Немцы признали флаг сразу: обе батареи устроили салют -
наперегонки застучали, только не фугасными, как до этого, а
осколочными. Потом остановились те, что проходили мимо,
развернулись: ах! ах! ах! Потом и до тех докатилась волна, что
уже обогнули холм и на шоссе вышли. Им-то флаг виден на фоне
заката - лучше не придумаешь. Повернулись - и ураган стали
затопил холм. А вот уже и пехота перестраивается, поворачивает
сюда, растекается в цепи и вдруг - броском - вперед!
- А-а-а-а!.. - бессловесный звериный рев растет над полем.
С двух сторон - сразу - сотни наперегонки. Какой там
строй! какой к черту порядок! сломались цепи - сотни ревущих,
ненавидящих, с пеной у рта - вперед! вперед! вперед!..
Тимофей спокойно:
- К пулеметам.
Закрыл наглухо амбразуру, взял автомат, верный припас
патронов, полдюжины "лимонок". Чапа уже готов, ждет; в
последний момент, правда, вернулся - шинельку прихватил; жалко
с такой шинелькой расставаться, даже напоследок.
- Пошли?
Бой кончился так же быстро, как и вспыхнул. Но теперь это
означало: победа окончательная; теперь оспорить ее было
невозможно. А потом с реки, со старицы и от болотца стал
подниматься туман. Он как-то незаметно, сразу сгустился над
долиной; только вершина холма, увенчанная флагом, плыла, как
остров, да сквозь серую муть блестели прямой ниткой
бесчисленные костры - догорали машины.
Потом упала короткая ночь. Красноармейцы чередовались в
карауле, но спать не мог никто. Ждали нападения. Его не
случилось, а с рассветом снова поднялся туман - утренний,
очень легкий, такая красивенькая голубоватая дымка, а когда и
она рассеялась, открылась долина - пустая, даже сгоревших
танков след простыл, кроме одного, подбитого возле вершины; на
удивление пуста долина, будто всего несколько часов назад
здесь не стояла целая дивизия. Потом все же красноармейцы
разглядели тонкую цепь окопов. Их только начали копать, и
сейчас всюду темнели солдатские спины.
А ровно в четыре утра откуда-то сбоку появились три
"фокке-вульфа", сделали высоко в ясном небе спокойный круг, и
парни впервые в жизни услышали, как воют авиабомбы, когда они
летят точно в тебя.
16
1027-й стрелковый батальон был поднят ночью по боевой
тревоге.
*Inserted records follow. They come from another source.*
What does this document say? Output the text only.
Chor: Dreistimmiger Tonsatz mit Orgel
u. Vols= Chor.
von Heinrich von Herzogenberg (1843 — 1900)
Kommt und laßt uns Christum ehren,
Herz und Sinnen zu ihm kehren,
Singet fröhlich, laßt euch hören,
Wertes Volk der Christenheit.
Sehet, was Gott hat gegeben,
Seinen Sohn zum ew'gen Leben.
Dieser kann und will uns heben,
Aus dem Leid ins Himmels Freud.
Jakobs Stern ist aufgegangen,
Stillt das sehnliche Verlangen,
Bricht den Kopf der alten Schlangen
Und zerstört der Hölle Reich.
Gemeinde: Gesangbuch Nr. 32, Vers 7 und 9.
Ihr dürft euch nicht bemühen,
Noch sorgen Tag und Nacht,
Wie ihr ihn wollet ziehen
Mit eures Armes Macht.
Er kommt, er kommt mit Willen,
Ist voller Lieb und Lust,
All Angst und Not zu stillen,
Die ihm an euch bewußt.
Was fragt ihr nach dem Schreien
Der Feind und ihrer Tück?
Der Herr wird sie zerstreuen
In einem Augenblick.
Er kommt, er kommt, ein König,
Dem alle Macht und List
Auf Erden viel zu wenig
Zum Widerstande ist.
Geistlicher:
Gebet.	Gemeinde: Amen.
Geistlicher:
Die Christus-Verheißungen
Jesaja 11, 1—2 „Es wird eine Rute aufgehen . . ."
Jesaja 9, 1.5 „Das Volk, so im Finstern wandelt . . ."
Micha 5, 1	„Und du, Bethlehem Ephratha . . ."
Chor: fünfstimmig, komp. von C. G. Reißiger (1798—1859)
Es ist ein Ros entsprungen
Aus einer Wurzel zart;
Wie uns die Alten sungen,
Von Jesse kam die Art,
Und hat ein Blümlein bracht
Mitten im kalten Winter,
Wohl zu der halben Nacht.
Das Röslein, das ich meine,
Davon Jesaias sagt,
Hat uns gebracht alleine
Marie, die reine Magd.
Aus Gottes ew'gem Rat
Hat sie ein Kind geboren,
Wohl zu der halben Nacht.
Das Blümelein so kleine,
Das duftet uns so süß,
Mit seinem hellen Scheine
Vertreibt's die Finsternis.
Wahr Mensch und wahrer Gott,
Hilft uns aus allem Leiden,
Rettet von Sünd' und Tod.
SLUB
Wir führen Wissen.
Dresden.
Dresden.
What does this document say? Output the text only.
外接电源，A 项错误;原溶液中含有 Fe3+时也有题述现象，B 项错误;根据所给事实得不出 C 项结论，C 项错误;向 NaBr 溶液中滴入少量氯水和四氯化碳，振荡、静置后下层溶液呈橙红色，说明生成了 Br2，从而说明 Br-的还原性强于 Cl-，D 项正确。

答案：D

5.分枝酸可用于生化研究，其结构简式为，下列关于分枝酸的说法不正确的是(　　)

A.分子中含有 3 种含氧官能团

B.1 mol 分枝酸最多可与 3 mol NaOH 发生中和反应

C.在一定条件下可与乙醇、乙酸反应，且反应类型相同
Случилось это еще до полуночи, подразделения
поднимались быстро и легко; они уже вторые сутки стояли в этом
большом карпатском селе, растянувшемся вдоль дороги; успели
отоспаться; впрочем, пока и отдыхать было не от чего - всего
три дня, как воюют, и воевать-то пока не пришлось.
Батальон был необстрелянный, весь из новобранцев; никто из
них не придал значения, что взводы посадили на специально
пригнанные грузовики (свои имелись только для технических
служб) и повезли в тыл. Другое дело - ветераны; им оба эти
факта в сочетании с боевой тревогой точно пришлись бы не по
вкусу. Бывалый солдат знает: если что-то происходит
неестественно, "не так, как надо", как подсказывает самый
примитивный здравый смысл, так сказать, вопреки натуре, то
добра не жди, и в конечном итоге в этой игре придется платить
именно ему, простому солдату.
Командир батальона майор Иоахим Ортнер был тоже молод, тем
не менее настоящий смысл события от него не ускользнул. И
когда его вызвали к командиру полка и он узнал боевую задачу -
ликвидировать возникший в тылу очаг сопротивления красных,
тяжелый артиллерийский дот, - первая реакция Ортнера была
отрицательной. Отказаться, отказаться любой ценой. О доте он
знал. Уже несколько часов село прислушивалось к отдаленной
канонаде, а потом объявились и слухи, и каждый последующий
рисовал события все более грандиозные, пока не появились
первые очевидцы - офицеры механизированной дивизии, - по
словам которых от дивизии уже мало что осталось.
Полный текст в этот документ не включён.